In 2006, Terrapin obtained an $800,000 investment from a pool of Athens' investors, which allowed them to buy brewing equipment and lease a small facility in Athens, Georgia where they began producing their own beer. In 2008, the brewery moved to a larger 45,000 square-foot facility at 265 Newton Bridge Road, Athens, Georgia, where it could produce up to 18,500 barrels per year. Terrapin Brewing Company offers tastings and tours and averages 30,000 visitors per year. This facility remains in operation today, and now consists of a Taproom/Tasting Room, Gift Shop, Brewery, and it also has office space above the building.

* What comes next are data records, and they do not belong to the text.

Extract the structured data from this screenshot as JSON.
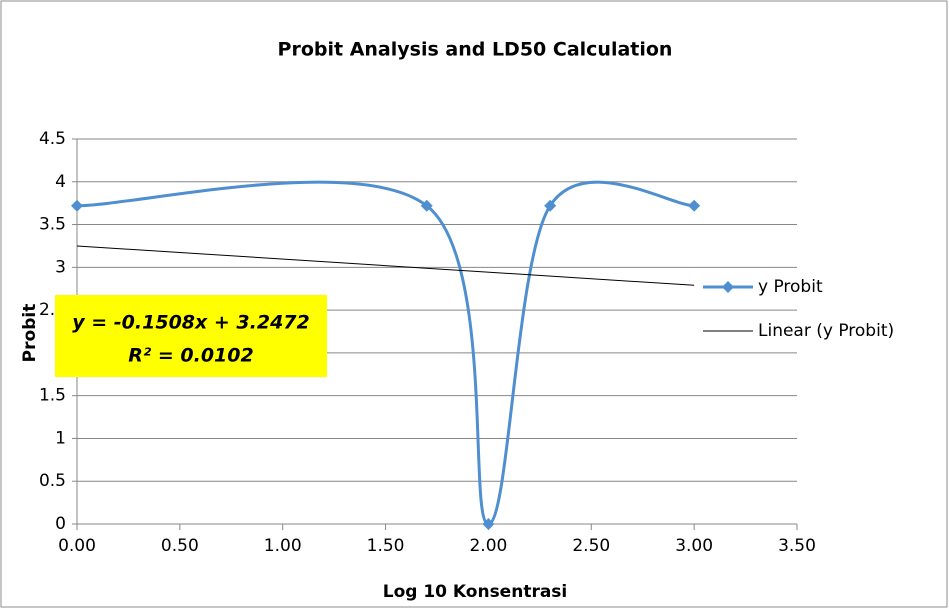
{
  "chart_data": {
    "type": "line",
    "title": "Probit Analysis and LD50 Calculation",
    "x_label": "Log 10 Konsentrasi",
    "y_label": "Probit",
    "x": [
      0,
      1.7,
      2,
      2.3,
      3
    ],
    "series": [
      {
        "name": "y Probit",
        "color": "#4f8fd0",
        "values": [
          3.72,
          3.72,
          0,
          3.72,
          3.72
        ],
        "smooth": true,
        "marker": "diamond"
      },
      {
        "name": "Linear (y Probit)",
        "color": "#000000",
        "x": [
          0,
          3
        ],
        "values": [
          3.25,
          2.79
        ]
      }
    ],
    "trendline_label": [
      "y = -0.1508x + 3.2472",
      "R² = 0.0102"
    ],
    "xlim": [
      0,
      3.5
    ],
    "ylim": [
      0,
      4.5
    ],
    "xticks": [
      {
        "value": 0,
        "label": "0.00"
      },
      {
        "value": 0.5,
        "label": "0.50"
      },
      {
        "value": 1,
        "label": "1.00"
      },
      {
        "value": 1.5,
        "label": "1.50"
      },
      {
        "value": 2,
        "label": "2.00"
      },
      {
        "value": 2.5,
        "label": "2.50"
      },
      {
        "value": 3,
        "label": "3.00"
      },
      {
        "value": 3.5,
        "label": "3.50"
      }
    ],
    "yticks": [
      0,
      0.5,
      1,
      1.5,
      2,
      2.5,
      3,
      3.5,
      4,
      4.5
    ],
    "grid": true,
    "legend": "right"
  }
}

Terrapin Brewing Company was acquired by Tilray Beverages in September 2024. They launched a rebrand in February 2025.

==Beers==

===Year Round Beers===

- Hopsecutioner Killer IPA, ABV 7.3%, IBU 58 (Resinous, Pine, Balanced)
- Imperial Hopsecutioner Killer Double IPA, ABV 9.8%, IBU 88 (Resinous, Aggressive, Big)
- Cerveza Mexican-Style Lager, ABV 5.1%, IBU 25 (Straw, Crisp, Balanced)
- RecreationAle LoCal IPA, ABV 4.2%, IBU 34 (Hoppy, Bright, Crisp)
- Coastal Daydream West Coast-Style IPA, ABV 6.3%, IBU 62 (Dank, Resiny Bitter, Medium)
- Luau Krunkles POG IPA, ABV 6.5%, IBU 38 (Tropical, Fruity, Juicy)
- Imperial Luau Krunkles Double IPA, ABV 9%, IBU 69 (Tropical, Fruity, Full)
- Depth Perception Double IPA, ABV 9.1%, IBU 75 (Dank, Resiny Bitter, Full)
- High & Hazy IPA, ABV 5.8%, IBU 46 (Tropical, Fruity, Smooth)
===Seasonal Sessions===
- Mosaic Red Rye IPA, ABV 6.3%, IBU 75, O.G. 14.4
- Maggie's Farmhouse Ale, ABV 5.3%, IBU 22, O.G. 11.5
- Pumpkinfest, ABV 6.1%, IBU 14.5, O.G. 14.5
- Moo-Hoo, ABV 6.0%, IBU] 30, O.G. 13.7

===Monster Beer Tour===
- Hop Selection, ABV 8.7%, IBU 80, O.G. 18.5
- Wake 'N' Bake, ABV 8.6%, IBU 50, O.G. 20.8

== Ownership ==

In 2011, Terrapin Beer Co. sold a minority interest of less than 25% to MillerCoors's craft and import division Tenth and Blake Beer Company a subsidiary of Molson Coors The minority ownership was given in exchange for reducing a loan made by Tenth and Blake Beer Company in December 2010 to buy out a group of Terrapin investors. In a 2013 interview, co-founder John Cochran claimed that the financing agreement between Tenth and Blake Beer Company and Terrapin Beer Co. did not include equity. He claimed that co-founders Cochran and Buckowski owned more of the company than they had prior to the Tenth and Blake deal. Nevertheless, on July 20, 2016, MillerCoors announced that it had taken a majority interest in Terrapin Beer Co. through its Tenth and Blake Beer Company division. The transaction was completed in August 2016.

Terrapin Brewing Company was acquired by Tilray Beverages in September 2024. They launched a rebrand in February 2025.